Oct 18

Oct 18 Files in test scripts

The txtar format is an ingenious way to supply arbitrary files and folder structures to test scripts.

In Part 1 of this series, we got started with the testscript package, and in Part 2 we learned how to test Go CLI tools using a test script. Now let’s find out some more neat stuff.

The `txtar` format: constructing test data files

We’ve already seen in this series that we can create files in the script’s work directory, using this special syntax to indicate a named file entry:

-- golden.txt --
... file contents ...

(Listing hello/1)

The line beginning --, called a file marker line, tells testscript that everything following this line (until the next file marker) should be treated as the contents of golden.txt.
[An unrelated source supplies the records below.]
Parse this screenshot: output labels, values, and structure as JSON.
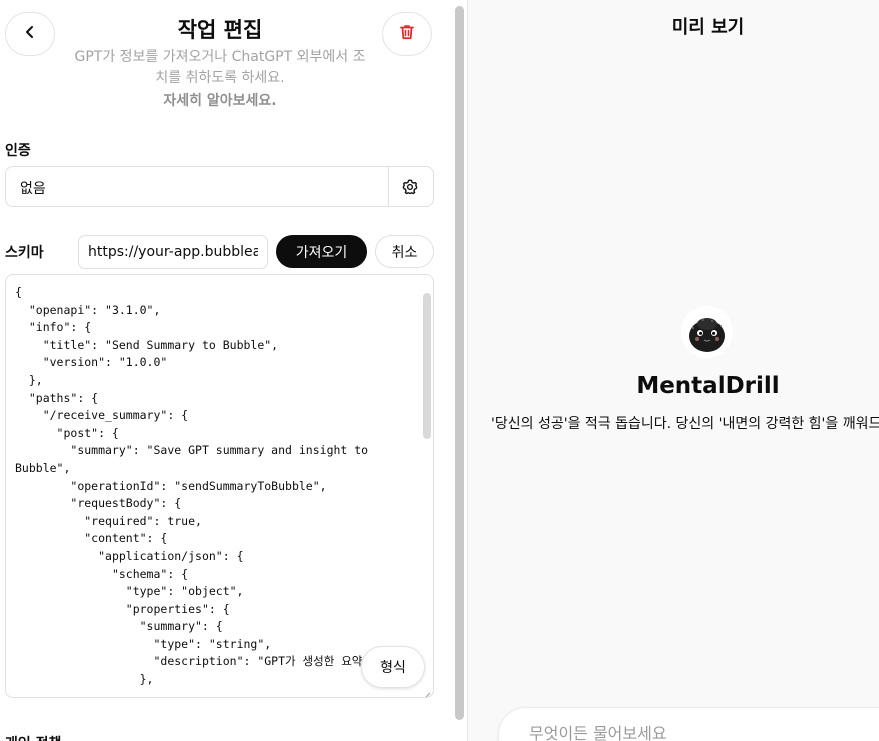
{
  "editor": {
    "title": "작업 편집",
    "subtitle": "GPT가 정보를 가져오거나 ChatGPT 외부에서 조치를 취하도록 하세요.",
    "learn_more": "자세히 알아보세요.",
    "auth": {
      "label": "인증",
      "value": "없음"
    },
    "schema": {
      "label": "스키마",
      "url_value": "https://your-app.bubbleapps.io",
      "import_label": "가져오기",
      "cancel_label": "취소",
      "format_label": "형식",
      "text": "{\n  \"openapi\": \"3.1.0\",\n  \"info\": {\n    \"title\": \"Send Summary to Bubble\",\n    \"version\": \"1.0.0\"\n  },\n  \"paths\": {\n    \"/receive_summary\": {\n      \"post\": {\n        \"summary\": \"Save GPT summary and insight to Bubble\",\n        \"operationId\": \"sendSummaryToBubble\",\n        \"requestBody\": {\n          \"required\": true,\n          \"content\": {\n            \"application/json\": {\n              \"schema\": {\n                \"type\": \"object\",\n                \"properties\": {\n                  \"summary\": {\n                    \"type\": \"string\",\n                    \"description\": \"GPT가 생성한 요약\"\n                  },"
    },
    "next_section_label": "개인 정책"
  },
  "preview": {
    "title": "미리 보기",
    "gpt_name": "MentalDrill",
    "description": "'당신의 성공'을 적극 돕습니다. 당신의 '내면의 강력한 힘'을 깨워드려요!!!",
    "composer_placeholder": "무엇이든 물어보세요"
  },
  "icons": {
    "back": "chevron-left-icon",
    "delete": "trash-icon",
    "settings": "gear-icon"
  },
  "colors": {
    "delete_red": "#e02e2a",
    "primary_button": "#0d0d0d",
    "muted_text": "#a3a3a3"
  }
}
A file marker line must begin with two hyphens and a space, as in our example, and end with a space and two hyphens. The part in between these markers specifies the filename, which will be stripped of any surrounding whitespace.
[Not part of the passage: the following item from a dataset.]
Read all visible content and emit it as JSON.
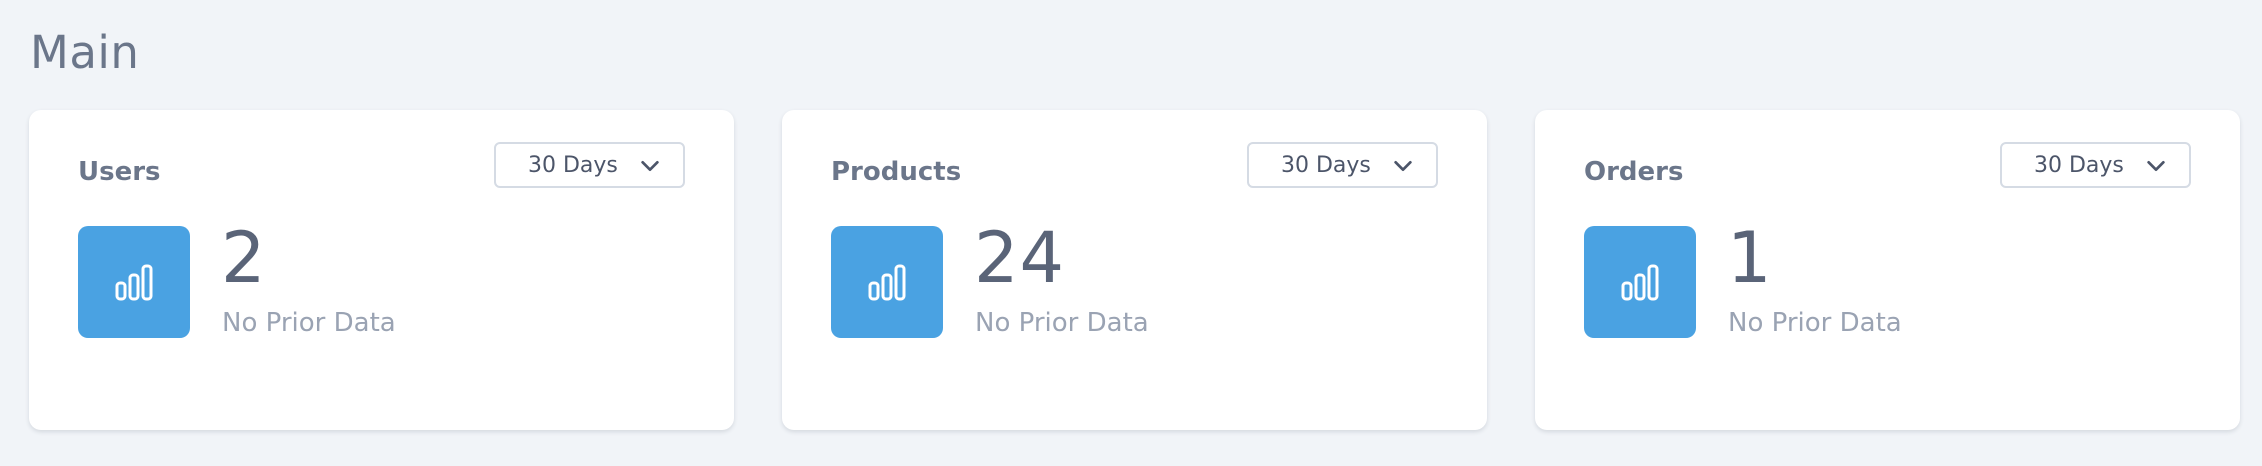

In fact, we can create as many additional files as we want, simply by adding more file entries delimited by marker lines:

exec cat a.txt b.txt c.txt

-- a.txt --
...

-- b.txt --
...

-- c.txt --
...

(Listing hello/1)

Each marker line denotes the beginning of a new file, followed by zero or more lines of content, and ending at the next file marker line, if there is one. All these files will be created in the work directory before the script starts, so we can rely on them being present.

If we need to create folders, or even whole trees of files and folders, we can do that by using slash-separated paths in the file names:

-- misc/a.txt --
...

-- misc/subfolder/b.txt --
...

-- extra/c.txt --
...

(Listing hello/1)

When the script runs, the following tree of files will be created for it to use:

$WORK/
    misc/
        a.txt
        subfolder/
            b.txt
    extra/
        c.txt

This is a very neat way of constructing an arbitrary set of files and folders for the test, rather than having to create them using Go code, or copying them from somewhere in testdata. Instead, we can represent any number of text files as part of a single file, the test script itself.

This representation, by the way, is called txtar format, short for “text archive”, and that’s also the file extension we use for such files.

While this format is very useful in conjunction with testscript, a txtar file doesn’t have to be a test script. It can also be used independently, as a simple way of combining multiple folders and text files into a single file.

To use the txtar format in programs directly, import the txtar package. For example, if you want to write a tool that can read data from such archives, or that allows users to supply input as txtar files, you can do that using the txtar package.

Supplying input to programs using `stdin`

Now that we know how to create arbitrary files in the script’s work directory, we have another fun trick available. We can use one of those files to supply input to a program, as though it were typed by an interactive user, or piped into the program using a shell.

Let’s see if we can use this idea to test a more sophisticated version of our hello program. This time, we’ll prompt the user to enter their name, and we’ll use that name as part of the greeting we print.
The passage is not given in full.